To get a potential client to sign faster, use a little marketing magic. Sure, marketing’s first job is to attract customers. But our second job is to support sales: to increase the number of customers who say yes, and to shorten the time between first contact and signing on the dotted line. Here is how to take a page out of our book.

  1. Listen First.

Last week, I sat in on a client’s sales call. I watched that smart leadership team sit a potential customer down and immediately proceed to bore her to tears with a 45-minute presentation of “capabilities”. No, no, no.
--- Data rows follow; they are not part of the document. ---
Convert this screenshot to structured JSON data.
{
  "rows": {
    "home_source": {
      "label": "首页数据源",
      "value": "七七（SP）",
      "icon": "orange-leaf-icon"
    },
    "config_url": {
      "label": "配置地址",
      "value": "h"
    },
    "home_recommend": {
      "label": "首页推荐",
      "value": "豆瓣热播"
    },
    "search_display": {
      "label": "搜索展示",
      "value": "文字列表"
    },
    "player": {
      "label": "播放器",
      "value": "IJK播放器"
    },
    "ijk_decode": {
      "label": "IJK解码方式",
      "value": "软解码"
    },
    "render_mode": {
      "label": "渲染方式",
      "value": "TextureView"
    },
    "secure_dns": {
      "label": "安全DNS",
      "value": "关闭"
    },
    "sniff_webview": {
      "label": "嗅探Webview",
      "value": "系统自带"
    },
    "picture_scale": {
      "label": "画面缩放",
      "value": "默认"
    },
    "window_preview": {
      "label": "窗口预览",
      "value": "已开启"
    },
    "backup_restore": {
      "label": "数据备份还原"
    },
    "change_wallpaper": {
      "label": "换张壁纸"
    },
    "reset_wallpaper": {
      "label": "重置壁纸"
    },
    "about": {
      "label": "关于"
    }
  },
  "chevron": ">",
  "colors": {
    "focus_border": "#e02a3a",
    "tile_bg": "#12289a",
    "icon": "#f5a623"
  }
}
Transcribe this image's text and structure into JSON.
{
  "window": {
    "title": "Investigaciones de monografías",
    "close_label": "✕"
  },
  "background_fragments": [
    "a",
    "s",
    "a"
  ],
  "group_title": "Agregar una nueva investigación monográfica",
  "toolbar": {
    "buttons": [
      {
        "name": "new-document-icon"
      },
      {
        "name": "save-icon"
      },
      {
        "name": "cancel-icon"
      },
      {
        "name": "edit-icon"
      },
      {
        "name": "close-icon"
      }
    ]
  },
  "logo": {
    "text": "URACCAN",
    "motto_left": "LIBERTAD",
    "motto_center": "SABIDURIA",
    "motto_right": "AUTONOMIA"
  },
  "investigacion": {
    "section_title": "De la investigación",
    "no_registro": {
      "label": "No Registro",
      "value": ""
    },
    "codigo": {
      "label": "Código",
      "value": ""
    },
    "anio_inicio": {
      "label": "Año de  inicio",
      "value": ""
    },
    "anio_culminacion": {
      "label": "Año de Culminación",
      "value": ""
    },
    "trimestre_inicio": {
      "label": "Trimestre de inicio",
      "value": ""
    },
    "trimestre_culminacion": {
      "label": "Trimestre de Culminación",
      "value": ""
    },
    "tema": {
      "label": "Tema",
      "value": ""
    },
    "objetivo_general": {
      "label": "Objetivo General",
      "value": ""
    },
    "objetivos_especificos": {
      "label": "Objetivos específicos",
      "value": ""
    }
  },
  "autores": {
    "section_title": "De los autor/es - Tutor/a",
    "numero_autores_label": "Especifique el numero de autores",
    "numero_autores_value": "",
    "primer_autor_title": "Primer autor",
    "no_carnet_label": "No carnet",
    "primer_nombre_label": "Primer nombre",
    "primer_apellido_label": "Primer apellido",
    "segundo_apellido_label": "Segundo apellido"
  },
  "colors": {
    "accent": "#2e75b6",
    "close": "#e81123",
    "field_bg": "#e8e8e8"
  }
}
A sales meeting is a conversation. Good questions to ask:

  • “I know you’re busy. Why did you decide to take the time to talk to us today?”
  • “What would you like to get out of this discussion?”
  • “What problem are you hoping we can solve?”
  1. Come Prepared.

To have a productive conversation, you need to have an idea of who you’re talking to. It’s all right there at your fingertips on LinkedIn.

The easiest and fastest way to prep for a sales meeting: look up the LinkedIn profile of the people you’re meeting with. Read the LinkedIn company page. Skim the website. You can do this all in 30 minutes or less.

  1. Be Clear.

Give an example. Break it into situation, action, result. Talk about a client from a similar industry, or in a similar situation. Our all-time favorite finance manager won our business when she explained – in three sentences – what she’d done to make billing easier for another consulting firm. Sold.

  1. Don’t Give Up So Easily.

The most common reason for losing a sale is choosing not to follow up. No, we’re not advocating stalking your clients. It just takes more touches than you expect to close a deal. As in six to ten.

The easy way around this: schedule the next meeting or phone call at the end of the first one. Problem solved.